Cette relation reste-t-elle intacte?
Je pense qu’il continue de me faire confiance. Je dois vous dire que sur certaines questions de portée nationale, le président de la République m’a toujours fait le privilège de m’en parler.
Certains journaux ivoiriens ont pourtant vu dans le récent limogeage du ministre des Sports, Alain Lobognon, un de vos proches, comme une manière de vous isoler…
Chaque année, j’entends la même rengaine. Elle est maintenant éculée. Pourquoi le président voudrait-il m’isoler ? S’il y a bien une chose qu’on doit reconnaître au président Ouattara, c’est son sens élevé de l’État. C’est un républicain. Il m’a fait l’honneur de me tenir informé de l’évolution du dossier des primes impayées et de sa décision de remanier le gouvernement.
Regrettez-vous le départ de M. Lobognon du gouvernement?
Je regrette simplement tout le charivari autour de cette affaire. Cependant, l’opinion doit apprendre à dédramatiser les entrées et les sorties des ministres du gouvernement. Ma conviction est faite qu’on n’entre pas dans un gouvernement pour s’y fossiliser. Le ministre Lobognon sait qu’il y a une vie après le gouvernement. La situation était devenue intenable pour tous.
Serez-vous le Directeur de campagne du président Ouattara pour la présidentielle d’octobre?
Je vais vous faire une confidence. Par acquit de conscience, en début d’année, j’ai proposé au Président de la République de reconduire la direction de campagne de 2010 [L’actuel secrétaire général de la présidence, Amadou Gon Coulibaly, en était le directeur, Ndlr], en partant sur la foi du principe qu’on ne change pas une équipe qui gagne. Cette équipe a de l’expérience et l’a fait élire dans des conditions difficiles. A mon avis, cette équipe de campagne mérite d’être reconduite. En ce qui me concerne, j’essaierai d’apporter une plus-value au candidat.
Les observateurs prédisent un bras de fer entre l’actuel ministre de l’Intérieur, Hamed Bakayoko, et vous, pour la présidentielle de 2020…
C’est un scénario controuvé. Hamed Bakayoko est avant tout un ami.
Croyez-vous qu’il n’ait pas d’ambition?
Je n’en sais rien. Je ne peux ré- pondre à sa place.
J’ai lu dans la presse que le président Ouattara était agacé par votre rivalité…
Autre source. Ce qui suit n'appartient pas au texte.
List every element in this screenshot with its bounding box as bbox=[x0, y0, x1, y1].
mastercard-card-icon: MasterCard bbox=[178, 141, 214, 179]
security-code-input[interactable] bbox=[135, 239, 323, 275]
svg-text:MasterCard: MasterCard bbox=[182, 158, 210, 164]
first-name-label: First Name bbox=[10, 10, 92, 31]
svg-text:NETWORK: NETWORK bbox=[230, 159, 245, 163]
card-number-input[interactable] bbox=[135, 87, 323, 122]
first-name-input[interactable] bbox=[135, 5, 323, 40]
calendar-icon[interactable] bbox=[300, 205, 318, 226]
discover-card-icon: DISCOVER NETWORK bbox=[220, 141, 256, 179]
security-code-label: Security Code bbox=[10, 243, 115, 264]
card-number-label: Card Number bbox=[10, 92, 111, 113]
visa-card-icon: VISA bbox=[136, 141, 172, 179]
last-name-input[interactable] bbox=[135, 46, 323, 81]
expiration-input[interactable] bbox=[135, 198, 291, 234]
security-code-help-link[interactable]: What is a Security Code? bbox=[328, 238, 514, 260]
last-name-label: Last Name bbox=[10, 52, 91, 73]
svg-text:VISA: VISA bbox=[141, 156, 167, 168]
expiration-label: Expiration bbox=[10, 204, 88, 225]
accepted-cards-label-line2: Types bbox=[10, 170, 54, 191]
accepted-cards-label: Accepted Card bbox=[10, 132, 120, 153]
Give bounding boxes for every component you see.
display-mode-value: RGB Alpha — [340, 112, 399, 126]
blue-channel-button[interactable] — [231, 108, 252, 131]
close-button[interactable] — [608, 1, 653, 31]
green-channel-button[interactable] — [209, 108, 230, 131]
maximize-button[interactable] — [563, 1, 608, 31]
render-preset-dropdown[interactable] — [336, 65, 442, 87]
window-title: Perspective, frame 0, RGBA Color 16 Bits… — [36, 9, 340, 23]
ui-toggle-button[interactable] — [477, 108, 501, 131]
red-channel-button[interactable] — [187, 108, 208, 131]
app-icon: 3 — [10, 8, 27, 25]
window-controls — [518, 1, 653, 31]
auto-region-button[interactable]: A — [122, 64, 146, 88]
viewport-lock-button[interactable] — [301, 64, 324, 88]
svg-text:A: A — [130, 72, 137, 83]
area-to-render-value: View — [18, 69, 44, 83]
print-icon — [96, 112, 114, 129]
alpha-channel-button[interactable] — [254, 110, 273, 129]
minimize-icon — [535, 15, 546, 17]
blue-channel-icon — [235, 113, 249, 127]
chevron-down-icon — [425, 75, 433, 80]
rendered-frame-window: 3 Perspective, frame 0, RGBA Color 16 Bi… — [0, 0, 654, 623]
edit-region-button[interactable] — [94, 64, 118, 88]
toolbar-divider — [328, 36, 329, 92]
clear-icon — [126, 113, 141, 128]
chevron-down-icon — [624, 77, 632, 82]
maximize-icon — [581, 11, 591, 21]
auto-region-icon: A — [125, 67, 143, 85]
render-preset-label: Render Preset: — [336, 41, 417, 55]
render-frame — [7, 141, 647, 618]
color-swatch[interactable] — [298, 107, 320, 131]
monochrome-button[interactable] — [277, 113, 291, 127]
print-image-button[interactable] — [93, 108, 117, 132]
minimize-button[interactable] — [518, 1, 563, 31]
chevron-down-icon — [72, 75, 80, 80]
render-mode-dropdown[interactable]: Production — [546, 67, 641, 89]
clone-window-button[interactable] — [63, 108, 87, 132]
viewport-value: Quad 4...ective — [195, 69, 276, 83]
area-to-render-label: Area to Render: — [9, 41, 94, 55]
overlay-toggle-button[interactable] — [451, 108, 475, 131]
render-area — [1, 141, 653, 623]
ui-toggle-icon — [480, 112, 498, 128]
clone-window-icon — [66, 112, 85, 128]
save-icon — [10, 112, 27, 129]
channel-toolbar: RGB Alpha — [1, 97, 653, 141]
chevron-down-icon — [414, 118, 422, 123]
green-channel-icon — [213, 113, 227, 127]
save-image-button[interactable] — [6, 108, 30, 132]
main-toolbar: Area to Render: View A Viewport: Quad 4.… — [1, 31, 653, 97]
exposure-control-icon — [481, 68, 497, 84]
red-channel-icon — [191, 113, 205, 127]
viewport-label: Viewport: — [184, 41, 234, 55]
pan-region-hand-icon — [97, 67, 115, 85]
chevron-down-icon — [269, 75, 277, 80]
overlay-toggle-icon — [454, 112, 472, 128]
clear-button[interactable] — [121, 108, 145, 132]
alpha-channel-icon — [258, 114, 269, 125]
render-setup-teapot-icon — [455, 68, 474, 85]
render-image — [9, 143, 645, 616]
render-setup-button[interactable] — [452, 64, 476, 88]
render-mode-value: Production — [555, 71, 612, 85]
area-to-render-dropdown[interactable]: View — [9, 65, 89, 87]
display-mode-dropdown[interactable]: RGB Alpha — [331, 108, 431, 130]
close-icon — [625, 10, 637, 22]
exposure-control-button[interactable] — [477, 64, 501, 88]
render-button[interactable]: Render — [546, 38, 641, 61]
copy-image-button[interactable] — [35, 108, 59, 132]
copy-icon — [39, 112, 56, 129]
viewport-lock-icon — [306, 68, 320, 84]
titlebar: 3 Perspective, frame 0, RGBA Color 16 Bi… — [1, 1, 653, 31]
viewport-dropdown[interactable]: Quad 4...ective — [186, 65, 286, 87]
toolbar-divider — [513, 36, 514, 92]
Le président Alassane Ouattara est un homme d’État qui est au-dessus de ces considérations.
Quel est le principal trait de caractère du président Ouattara?
Homme de parole et de principe.
La principale qualité que vous appréciez chez lui?
La rigueur.
On vous dit orphelin de la chute de l’ex président du Burkina, Blaise Compaoré.
La chute du président Compaoré a été très difficile et pénible pour moi. Nous avons une relation très forte, et je ne vous cache pas que j’en ai souffert.
Vous le voyez très souvent. Comment va-t-il?
Il se porte bien et a gardé son humour habituel. Passer des moments avec lui est toujours très agréable.
La transition va-t-elle dans le bon sens au Burkina?
Depuis le départ du pouvoir du président Compaoré, par convenance et par respect pour le président Alassane Ouattara, et la fonction que j’occupe, je me suis désormais interdit tout commentaire sur la politique intérieure du Burkina.